This is Where We Used to Live

This is Where We Used to Live September 19, 2017

D climbing the play ground equipment on the park in front of our old apartment.
D, age three, climbing the play ground equipment on the park in front of our old apartment.

Please indulge me in a walk down memory lane – “Broke into the old apartment. This is where we used to live.” – Barenaked Ladies

The gates were locked as we strolled up to the park. Not just locked, but there was yellow police-tape stretched across it, across other parts of the fence and trailing on the dingy sidewalk in front.

I wasn’t too surprised, though.

Back in the day when we frequented this small park, you never knew if it would be clean and welcoming, with kids running about, or littered with greasy paper bags of leftover takeout food and empty beer bottles.

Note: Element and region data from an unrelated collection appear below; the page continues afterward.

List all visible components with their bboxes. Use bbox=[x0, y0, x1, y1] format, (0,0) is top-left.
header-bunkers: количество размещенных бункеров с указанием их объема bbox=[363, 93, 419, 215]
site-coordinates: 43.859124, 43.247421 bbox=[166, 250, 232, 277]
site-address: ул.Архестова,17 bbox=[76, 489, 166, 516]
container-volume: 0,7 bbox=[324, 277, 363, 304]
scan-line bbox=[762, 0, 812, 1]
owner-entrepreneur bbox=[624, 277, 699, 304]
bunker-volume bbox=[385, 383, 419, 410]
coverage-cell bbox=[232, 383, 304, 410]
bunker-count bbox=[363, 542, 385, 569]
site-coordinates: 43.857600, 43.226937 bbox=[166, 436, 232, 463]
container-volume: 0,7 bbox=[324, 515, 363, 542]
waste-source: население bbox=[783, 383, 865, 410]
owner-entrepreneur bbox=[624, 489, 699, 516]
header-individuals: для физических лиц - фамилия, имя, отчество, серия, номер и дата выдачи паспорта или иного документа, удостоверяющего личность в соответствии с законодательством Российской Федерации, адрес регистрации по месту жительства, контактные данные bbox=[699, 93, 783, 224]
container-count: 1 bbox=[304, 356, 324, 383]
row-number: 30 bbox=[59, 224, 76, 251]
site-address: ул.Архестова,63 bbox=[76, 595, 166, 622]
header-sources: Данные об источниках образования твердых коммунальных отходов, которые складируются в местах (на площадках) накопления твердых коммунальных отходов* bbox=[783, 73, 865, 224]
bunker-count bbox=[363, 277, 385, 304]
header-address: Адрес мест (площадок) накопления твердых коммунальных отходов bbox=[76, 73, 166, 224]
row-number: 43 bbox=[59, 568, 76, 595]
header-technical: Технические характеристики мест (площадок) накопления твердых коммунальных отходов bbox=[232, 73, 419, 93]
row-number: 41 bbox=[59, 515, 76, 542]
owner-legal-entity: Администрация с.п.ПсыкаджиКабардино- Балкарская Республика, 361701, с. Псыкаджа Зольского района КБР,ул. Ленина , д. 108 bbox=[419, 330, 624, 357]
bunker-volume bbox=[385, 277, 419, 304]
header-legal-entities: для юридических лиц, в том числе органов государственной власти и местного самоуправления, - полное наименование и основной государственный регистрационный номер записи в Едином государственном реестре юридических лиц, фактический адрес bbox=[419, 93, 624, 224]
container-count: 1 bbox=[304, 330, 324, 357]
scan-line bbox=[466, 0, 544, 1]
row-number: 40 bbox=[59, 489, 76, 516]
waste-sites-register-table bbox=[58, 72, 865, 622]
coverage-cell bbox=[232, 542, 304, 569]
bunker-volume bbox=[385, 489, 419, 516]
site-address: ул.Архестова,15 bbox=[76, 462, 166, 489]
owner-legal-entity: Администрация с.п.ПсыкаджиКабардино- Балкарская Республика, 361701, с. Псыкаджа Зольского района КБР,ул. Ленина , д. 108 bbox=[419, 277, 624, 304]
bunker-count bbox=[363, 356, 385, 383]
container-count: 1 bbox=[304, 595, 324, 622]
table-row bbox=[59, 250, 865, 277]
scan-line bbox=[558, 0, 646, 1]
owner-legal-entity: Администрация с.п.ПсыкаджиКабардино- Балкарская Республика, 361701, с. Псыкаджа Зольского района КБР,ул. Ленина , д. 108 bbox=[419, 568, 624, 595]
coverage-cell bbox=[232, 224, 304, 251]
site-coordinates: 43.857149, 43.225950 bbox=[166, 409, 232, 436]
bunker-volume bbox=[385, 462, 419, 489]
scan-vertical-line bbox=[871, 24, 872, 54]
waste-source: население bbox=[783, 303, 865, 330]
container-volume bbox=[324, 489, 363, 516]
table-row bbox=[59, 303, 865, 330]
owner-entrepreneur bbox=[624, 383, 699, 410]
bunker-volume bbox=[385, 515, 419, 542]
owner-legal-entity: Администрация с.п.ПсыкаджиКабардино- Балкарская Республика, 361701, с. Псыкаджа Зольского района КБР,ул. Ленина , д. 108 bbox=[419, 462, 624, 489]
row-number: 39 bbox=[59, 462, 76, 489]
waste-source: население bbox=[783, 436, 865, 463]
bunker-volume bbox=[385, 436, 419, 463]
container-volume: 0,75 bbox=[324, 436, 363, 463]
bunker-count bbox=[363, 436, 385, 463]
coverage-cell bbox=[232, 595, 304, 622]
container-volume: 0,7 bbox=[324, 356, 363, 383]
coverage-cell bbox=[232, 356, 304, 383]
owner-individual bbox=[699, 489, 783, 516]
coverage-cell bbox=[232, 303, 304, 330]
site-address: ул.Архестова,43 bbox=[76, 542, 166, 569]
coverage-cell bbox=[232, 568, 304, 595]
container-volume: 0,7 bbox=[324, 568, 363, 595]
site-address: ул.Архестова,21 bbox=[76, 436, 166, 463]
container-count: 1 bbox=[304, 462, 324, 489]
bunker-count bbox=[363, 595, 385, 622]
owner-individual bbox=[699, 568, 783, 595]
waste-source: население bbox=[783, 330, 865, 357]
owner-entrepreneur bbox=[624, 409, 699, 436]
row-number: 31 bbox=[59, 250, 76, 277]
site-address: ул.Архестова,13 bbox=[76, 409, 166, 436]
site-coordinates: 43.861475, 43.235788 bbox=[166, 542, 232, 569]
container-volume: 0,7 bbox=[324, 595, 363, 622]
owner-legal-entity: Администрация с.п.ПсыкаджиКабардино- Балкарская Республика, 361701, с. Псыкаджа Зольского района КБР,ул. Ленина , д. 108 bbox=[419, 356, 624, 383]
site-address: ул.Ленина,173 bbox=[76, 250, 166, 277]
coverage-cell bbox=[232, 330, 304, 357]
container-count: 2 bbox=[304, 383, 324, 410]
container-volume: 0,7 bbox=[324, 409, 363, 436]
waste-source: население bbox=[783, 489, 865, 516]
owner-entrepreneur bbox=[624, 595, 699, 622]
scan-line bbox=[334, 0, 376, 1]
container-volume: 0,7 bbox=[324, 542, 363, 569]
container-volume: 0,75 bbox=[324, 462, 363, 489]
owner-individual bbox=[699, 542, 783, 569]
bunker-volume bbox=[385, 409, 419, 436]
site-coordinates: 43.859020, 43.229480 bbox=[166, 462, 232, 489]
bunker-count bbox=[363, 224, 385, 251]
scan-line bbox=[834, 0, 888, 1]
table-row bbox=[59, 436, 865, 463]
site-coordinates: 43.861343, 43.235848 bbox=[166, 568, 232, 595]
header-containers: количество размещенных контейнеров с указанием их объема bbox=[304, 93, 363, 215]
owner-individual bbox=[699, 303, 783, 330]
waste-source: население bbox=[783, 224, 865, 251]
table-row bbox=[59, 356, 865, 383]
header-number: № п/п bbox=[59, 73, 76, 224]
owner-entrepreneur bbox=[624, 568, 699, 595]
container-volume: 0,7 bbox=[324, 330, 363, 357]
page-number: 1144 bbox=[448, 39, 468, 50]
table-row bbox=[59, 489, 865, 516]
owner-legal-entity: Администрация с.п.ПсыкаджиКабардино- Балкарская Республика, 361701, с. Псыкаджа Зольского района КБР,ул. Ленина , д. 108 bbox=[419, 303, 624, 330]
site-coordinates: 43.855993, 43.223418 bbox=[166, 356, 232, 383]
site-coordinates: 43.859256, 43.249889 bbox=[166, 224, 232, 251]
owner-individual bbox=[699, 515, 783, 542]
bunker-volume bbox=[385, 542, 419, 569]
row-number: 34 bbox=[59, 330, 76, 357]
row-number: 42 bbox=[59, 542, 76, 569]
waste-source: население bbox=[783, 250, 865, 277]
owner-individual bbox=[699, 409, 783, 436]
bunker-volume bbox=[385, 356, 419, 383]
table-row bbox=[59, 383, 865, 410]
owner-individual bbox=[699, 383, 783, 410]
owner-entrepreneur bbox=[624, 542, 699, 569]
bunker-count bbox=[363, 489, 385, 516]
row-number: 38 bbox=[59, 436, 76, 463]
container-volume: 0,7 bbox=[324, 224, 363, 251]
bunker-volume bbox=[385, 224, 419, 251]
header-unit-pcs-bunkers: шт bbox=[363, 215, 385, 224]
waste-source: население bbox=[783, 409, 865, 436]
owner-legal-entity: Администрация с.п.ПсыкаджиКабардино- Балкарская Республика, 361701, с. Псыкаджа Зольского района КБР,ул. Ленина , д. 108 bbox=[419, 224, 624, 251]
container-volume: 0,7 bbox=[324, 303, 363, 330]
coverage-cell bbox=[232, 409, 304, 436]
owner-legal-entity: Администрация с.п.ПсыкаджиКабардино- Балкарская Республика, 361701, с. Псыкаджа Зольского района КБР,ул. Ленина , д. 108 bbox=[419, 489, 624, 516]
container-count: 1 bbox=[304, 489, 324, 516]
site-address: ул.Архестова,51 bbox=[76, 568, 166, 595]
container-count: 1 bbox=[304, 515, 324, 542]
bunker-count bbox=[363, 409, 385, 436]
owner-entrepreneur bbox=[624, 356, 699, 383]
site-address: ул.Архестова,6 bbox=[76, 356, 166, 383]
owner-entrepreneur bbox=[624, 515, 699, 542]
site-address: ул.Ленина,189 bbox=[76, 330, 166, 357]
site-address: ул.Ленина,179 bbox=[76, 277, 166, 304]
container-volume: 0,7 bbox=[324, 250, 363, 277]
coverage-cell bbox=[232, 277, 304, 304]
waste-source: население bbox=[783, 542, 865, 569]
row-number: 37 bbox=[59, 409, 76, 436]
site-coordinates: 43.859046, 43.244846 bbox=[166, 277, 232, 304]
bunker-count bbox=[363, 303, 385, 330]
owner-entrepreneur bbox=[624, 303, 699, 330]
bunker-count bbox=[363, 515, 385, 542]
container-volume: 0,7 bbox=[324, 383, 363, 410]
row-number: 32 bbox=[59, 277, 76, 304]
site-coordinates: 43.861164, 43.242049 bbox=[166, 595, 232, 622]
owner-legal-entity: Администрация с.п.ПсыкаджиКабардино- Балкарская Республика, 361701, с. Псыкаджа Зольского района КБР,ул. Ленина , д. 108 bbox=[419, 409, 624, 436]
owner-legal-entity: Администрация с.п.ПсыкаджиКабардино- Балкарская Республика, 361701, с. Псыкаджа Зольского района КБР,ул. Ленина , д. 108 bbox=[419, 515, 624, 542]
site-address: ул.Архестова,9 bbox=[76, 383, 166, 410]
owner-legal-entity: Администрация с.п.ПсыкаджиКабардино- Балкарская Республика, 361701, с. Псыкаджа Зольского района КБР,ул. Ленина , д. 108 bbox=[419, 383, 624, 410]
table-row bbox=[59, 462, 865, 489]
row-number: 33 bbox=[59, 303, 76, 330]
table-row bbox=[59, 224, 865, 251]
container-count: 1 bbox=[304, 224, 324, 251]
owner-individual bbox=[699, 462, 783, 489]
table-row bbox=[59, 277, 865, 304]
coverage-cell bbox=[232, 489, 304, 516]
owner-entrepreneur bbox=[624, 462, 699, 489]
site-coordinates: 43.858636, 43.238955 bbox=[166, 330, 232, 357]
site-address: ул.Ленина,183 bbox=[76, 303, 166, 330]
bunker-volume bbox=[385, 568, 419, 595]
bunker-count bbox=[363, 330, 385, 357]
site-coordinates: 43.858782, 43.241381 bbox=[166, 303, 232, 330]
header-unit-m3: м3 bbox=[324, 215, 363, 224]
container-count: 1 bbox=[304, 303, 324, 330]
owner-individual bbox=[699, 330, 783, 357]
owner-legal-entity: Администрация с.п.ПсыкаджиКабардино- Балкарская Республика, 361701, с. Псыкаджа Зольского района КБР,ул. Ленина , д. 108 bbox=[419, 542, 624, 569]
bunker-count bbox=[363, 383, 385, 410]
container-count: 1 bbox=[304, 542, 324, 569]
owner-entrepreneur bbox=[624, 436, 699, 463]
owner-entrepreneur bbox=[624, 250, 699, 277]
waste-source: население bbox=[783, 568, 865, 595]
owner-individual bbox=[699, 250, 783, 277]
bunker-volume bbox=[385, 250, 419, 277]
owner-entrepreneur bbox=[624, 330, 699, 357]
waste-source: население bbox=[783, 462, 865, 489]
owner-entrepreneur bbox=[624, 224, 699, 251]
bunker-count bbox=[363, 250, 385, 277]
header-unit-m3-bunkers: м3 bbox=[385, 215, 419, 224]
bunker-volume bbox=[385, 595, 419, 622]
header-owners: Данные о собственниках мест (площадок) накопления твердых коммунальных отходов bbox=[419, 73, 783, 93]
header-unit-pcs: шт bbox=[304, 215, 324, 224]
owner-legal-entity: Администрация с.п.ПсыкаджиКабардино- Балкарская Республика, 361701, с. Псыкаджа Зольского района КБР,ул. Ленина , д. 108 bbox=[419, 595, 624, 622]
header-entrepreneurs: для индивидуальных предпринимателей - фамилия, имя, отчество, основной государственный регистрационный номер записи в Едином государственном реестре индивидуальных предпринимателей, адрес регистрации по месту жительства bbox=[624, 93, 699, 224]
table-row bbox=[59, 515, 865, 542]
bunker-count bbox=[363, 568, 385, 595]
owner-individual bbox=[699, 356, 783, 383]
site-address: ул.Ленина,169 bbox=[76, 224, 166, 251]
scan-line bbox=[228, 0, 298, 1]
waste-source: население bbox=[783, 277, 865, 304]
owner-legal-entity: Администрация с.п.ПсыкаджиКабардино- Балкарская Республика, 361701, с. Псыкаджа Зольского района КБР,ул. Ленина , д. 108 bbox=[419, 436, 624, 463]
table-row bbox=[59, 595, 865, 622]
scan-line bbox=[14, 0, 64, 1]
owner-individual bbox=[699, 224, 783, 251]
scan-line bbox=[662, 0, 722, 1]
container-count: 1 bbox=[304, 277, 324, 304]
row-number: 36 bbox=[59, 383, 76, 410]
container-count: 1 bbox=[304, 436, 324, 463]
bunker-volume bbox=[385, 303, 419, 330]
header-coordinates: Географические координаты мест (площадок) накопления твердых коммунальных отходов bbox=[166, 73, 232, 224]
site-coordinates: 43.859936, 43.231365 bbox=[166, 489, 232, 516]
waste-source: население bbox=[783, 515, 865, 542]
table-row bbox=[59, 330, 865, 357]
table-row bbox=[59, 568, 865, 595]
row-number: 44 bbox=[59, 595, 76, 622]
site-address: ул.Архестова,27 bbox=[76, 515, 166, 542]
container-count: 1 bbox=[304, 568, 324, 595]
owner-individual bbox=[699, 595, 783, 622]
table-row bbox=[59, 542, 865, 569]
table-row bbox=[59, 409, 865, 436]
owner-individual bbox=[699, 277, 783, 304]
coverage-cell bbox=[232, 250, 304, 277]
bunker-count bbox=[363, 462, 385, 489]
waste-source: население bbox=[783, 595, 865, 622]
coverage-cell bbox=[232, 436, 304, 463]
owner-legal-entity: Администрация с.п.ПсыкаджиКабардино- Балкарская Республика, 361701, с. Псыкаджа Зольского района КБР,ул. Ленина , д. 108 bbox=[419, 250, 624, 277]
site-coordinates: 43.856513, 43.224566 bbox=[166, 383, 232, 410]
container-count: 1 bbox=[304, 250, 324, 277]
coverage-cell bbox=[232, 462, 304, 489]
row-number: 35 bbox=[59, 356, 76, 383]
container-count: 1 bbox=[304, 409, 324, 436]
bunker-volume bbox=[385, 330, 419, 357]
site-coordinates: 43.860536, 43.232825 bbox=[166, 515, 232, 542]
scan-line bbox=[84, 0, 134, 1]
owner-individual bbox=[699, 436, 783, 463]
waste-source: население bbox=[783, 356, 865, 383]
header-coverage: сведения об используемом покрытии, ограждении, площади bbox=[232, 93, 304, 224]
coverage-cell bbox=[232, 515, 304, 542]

Although I wish my memory would suppress it, I even had come across an empty condom packet (thank God never a used one!) and maybe a needle or two.

It was the used needles that would shut the park down from time to time.

John Jay College was in the adjoining neighborhood, and students from there would frequent the park in the evening hours of the fall and spring semesters, after the nannies, mothers and children had long gone home for the day to the adjacent apartment buildings stretching up into the sky. Some years the students and street bums heavily frequented the park. Other years local police and security guards were more vigilant, and the park properly belonged to the kids and was more or less clean.

I could’ve taken D to other parks, and I did. Central Park was no more than a four-to-five block walk away, and the internal parks there were not hard to reach. And although I liked them, I never felt like D and I quite fit in with the West end tots and kids – their nannies and moms discussing preschool interviews and the latest specialty art or music class their young charge was taking.

We were living paycheck to paycheck back then, and besides that I had been raised in a small-town environment of free play, Saturday morning cartoons and bike riding. Not preschool and kindergarten applications that you put your kid on soon after they were born (if not before) or popular toddler classes taken to build music appreciation and play skills.

So, trips to Central Park were not part our frequent daily routines.

There was also a park if you walked down the street away from our apartment building and turned right. I rather liked that one, with multiple playground equipment and less kids frequenting it, couched between two shiny, relatively new apartment buildings with the Hudson River framing it on the third side. The added incentive was that there was a relatively affordable (and no-nonsense) grocery store close to it.

But the uphill walk on the way home, pushing D (and often groceries) in his stroller wiped me out.

I could’ve made him walk, but he wanted to ride. It was easier that way. Less fear of him bolting into the street. In many ways, he was as unpredictable back then as he is now.

So more often then not I chose the little gated park in front of our building. It was kept nicer when we lived there, with the one path that circled it swept clean and litter properly stuffed in the trash compartments rather then in the grass. It was pretty basic, with only had one measly jungle gym and no swing, even.

Really, if you thought about it, it was a pathetic excuse for a park.

But it was ours, and it was enough.

It was where I, already having D in several types of early intervention and faced with the idea of having to put him in physical therapy because he was so slow to walk, held onto tightly to his little fingers, arms extended up, and guided him to walk on the padded ground around the equipment.

It was where I helped him climb up the four-rung ladder, hand over hand, pushing his butt gently, making his knees bend and climb until he could do it himself. I still have the picture somewhere, of him independently climbing after what seemed like forever, with a triumphant yell escaping his face.

It was where one summer I chased him around endlessly trying to feed him bites of the dahlchawwalsalan (lentils-rice-curry) that he refused to eat in the apartment – that one summer when he was turning two, where every single damn meal was either attempted in the hallway outside our apartment, in the laundry room of our building where he was fascinated by the spinning dryers, or outside in this playground, stuffing in bites between his climbing and sliding.

The dryers. I didn’t know back then that he was stimming on the clothes going round and round and round and round in those big dryers.

It was where in the summer time the park authorities would turn the fountain on, and water would fill the middle area, and he would splash around. I knew the New York City water wasn’t the cleanest, but God he loved it. And, as my belly grew heavier and heavier with his sister growing inside of me, as we marched closer and closer to a formal diagnosis which would confirm to the family that which I had already known for a year, I watched him splash around the water in that small park that summer.

Now, on this random visit 14 years later, the gates were locked, and the police tape was stretched. The park was empty and looked even worse for the wear.

But, it was still my place of heartbreak and happiness.